El Sr. Pezeshkian rechazó la solicitud de rendición incondicional del Sr. Trump, calificándola de "sueño". El Consejo de Líderes Interino de Irán también acordó detener los ataques contra los países vecinos si los ataques contra Irán no provienen de su territorio.
Sin embargo, Trump vio las disculpas de Irán como una señal de rendición y advirtió que Estados Unidos podría expandir los ataques. Las declaraciones de Pezeshkian han causado controversia dentro de Irán. La Oficina del Presidente iraní afirmó más tarde que el ejército de este país responderá con fuerza si las bases estadounidenses en la región continúan lanzando ataques.
Algunas figuras duras en Irán criticaron las disculpas del presidente Pezeshkian. Hamid Rasai, un clérigo y parlamentario iraní, dijo que la postura del presidente es débil e inaceptable. Mohseni-Eje, jefe del poder judicial y miembro del consejo de liderazgo provisional, declaró que los ataques de represalia continuarán si los territorios de los países de la región se utilizan para atacar Irán.

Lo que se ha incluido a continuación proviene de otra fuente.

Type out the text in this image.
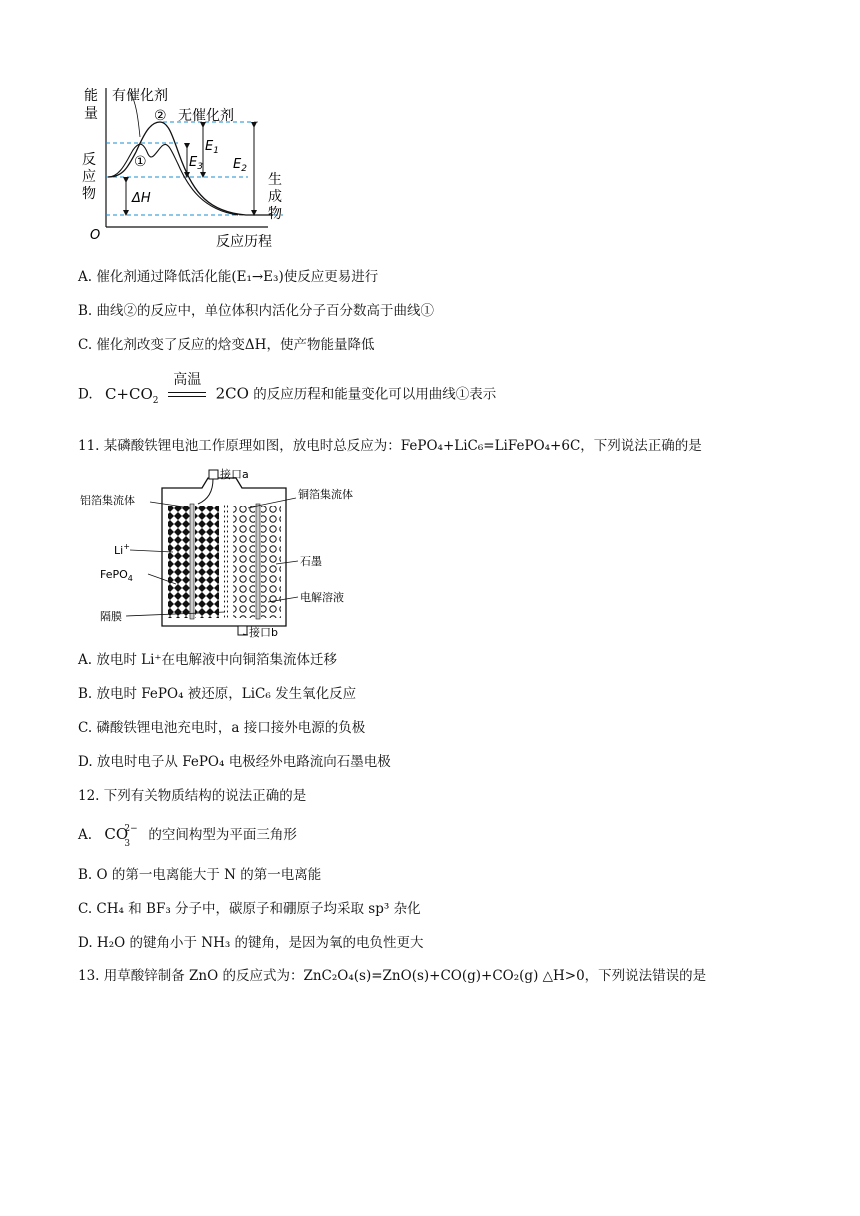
能
量
反
应
物
生
成
物
O	反应历程
有催化剂
无催化剂
①
②
$E_1$
$E_3$ $E_2$
ΔH
A. 催化剂通过降低活化能(E₁→E₃)使反应更易进行
B. 曲线②的反应中，单位体积内活化分子百分数高于曲线①
C. 催化剂改变了反应的焓变ΔH，使产物能量降低
D. $C+CO_2$
高温
2CO 的反应历程和能量变化可以用曲线①表示
11. 某磷酸铁锂电池工作原理如图，放电时总反应为：FePO₄+LiC₆=LiFePO₄+6C，下列说法正确的是
接口a
接口b
铝箔集流体	铜箔集流体
Li+
FePO$_4$
隔膜
石墨
电解溶液
A. 放电时 Li⁺在电解液中向铜箔集流体迁移
B. 放电时 FePO₄ 被还原，LiC₆ 发生氧化反应
C. 磷酸铁锂电池充电时，a 接口接外电源的负极
D. 放电时电子从 FePO₄ 电极经外电路流向石墨电极
12. 下列有关物质结构的说法正确的是
A. CO
2−
3
的空间构型为平面三角形
B. O 的第一电离能大于 N 的第一电离能
C. CH₄ 和 BF₃ 分子中，碳原子和硼原子均采取 sp³ 杂化
D. H₂O 的键角小于 NH₃ 的键角，是因为氧的电负性更大
13. 用草酸锌制备 ZnO 的反应式为：ZnC₂O₄(s)=ZnO(s)+CO(g)+CO₂(g) △H>0，下列说法错误的是
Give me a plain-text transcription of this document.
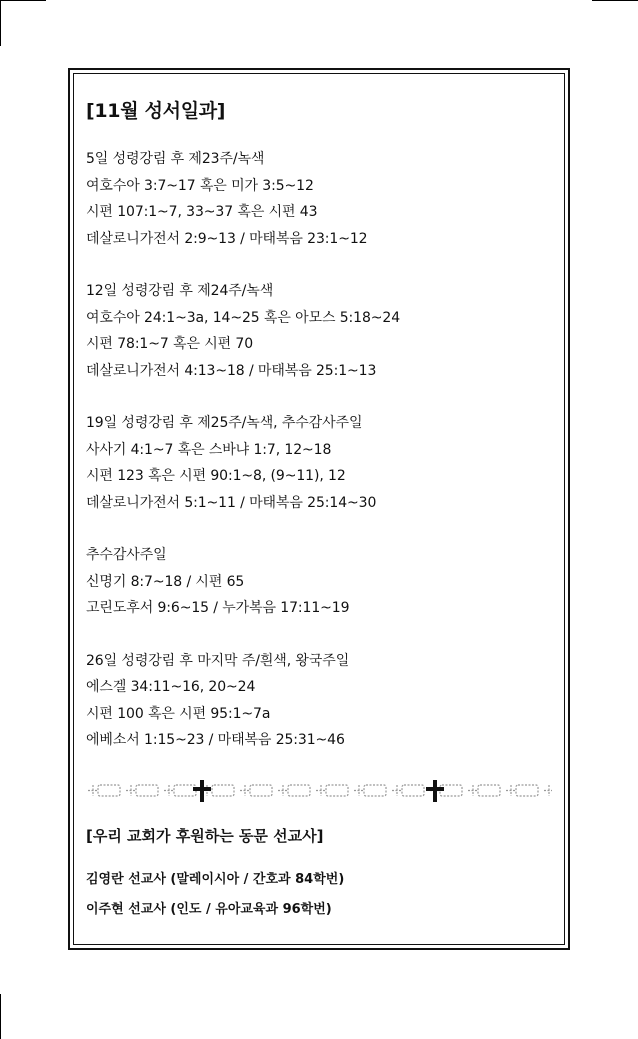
[11월 성서일과]
5일 성령강림 후 제23주/녹색
여호수아 3:7~17 혹은 미가 3:5~12
시편 107:1~7, 33~37 혹은 시편 43
데살로니가전서 2:9~13 / 마태복음 23:1~12
12일 성령강림 후 제24주/녹색
여호수아 24:1~3a, 14~25 혹은 아모스 5:18~24
시편 78:1~7 혹은 시편 70
데살로니가전서 4:13~18 / 마태복음 25:1~13
19일 성령강림 후 제25주/녹색, 추수감사주일
사사기 4:1~7 혹은 스바냐 1:7, 12~18
시편 123 혹은 시편 90:1~8, (9~11), 12
데살로니가전서 5:1~11 / 마태복음 25:14~30
추수감사주일
신명기 8:7~18 / 시편 65
고린도후서 9:6~15 / 누가복음 17:11~19
26일 성령강림 후 마지막 주/흰색, 왕국주일
에스겔 34:11~16, 20~24
시편 100 혹은 시편 95:1~7a
에베소서 1:15~23 / 마태복음 25:31~46
[우리 교회가 후원하는 동문 선교사]
김영란 선교사 (말레이시아 / 간호과 84학번)
이주현 선교사 (인도 / 유아교육과 96학번)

La Guardia Revolucionaria Islámica de Irán dijo que sus drones atacaron el centro de operaciones de la fuerza aérea estadounidense en la base de Al Dhafra cerca de Abu Dhabi en los Emiratos Árabes Unidos. Irán también anunció un ataque contra una refinería de petróleo israelí.
En la última semana, muchos países del Golfo como los Emiratos Árabes Unidos, Kuwait, Qatar, Bahrein, Omán, Arabia Saudita e Irak han registrado ataques con misiles o drones. Irán dijo que los ataques estaban dirigidos a Israel y los países árabes del Golfo con bases militares estadounidenses.
Israel también amplió la campaña militar a Líbano después de que Hezbollah disparara a través de la frontera. Según el Ministerio de Salud libanés, el número de muertos por los ataques aéreos israelíes en este país ha aumentado a 294 personas.
Según el embajador de Irán ante las Naciones Unidas, Amir Saeid Iravani, los ataques de Estados Unidos e Israel han dejado al menos 1.332 civiles iraníes muertos y miles de heridos. Los ataques iraníes han dejado 10 muertos en Israel.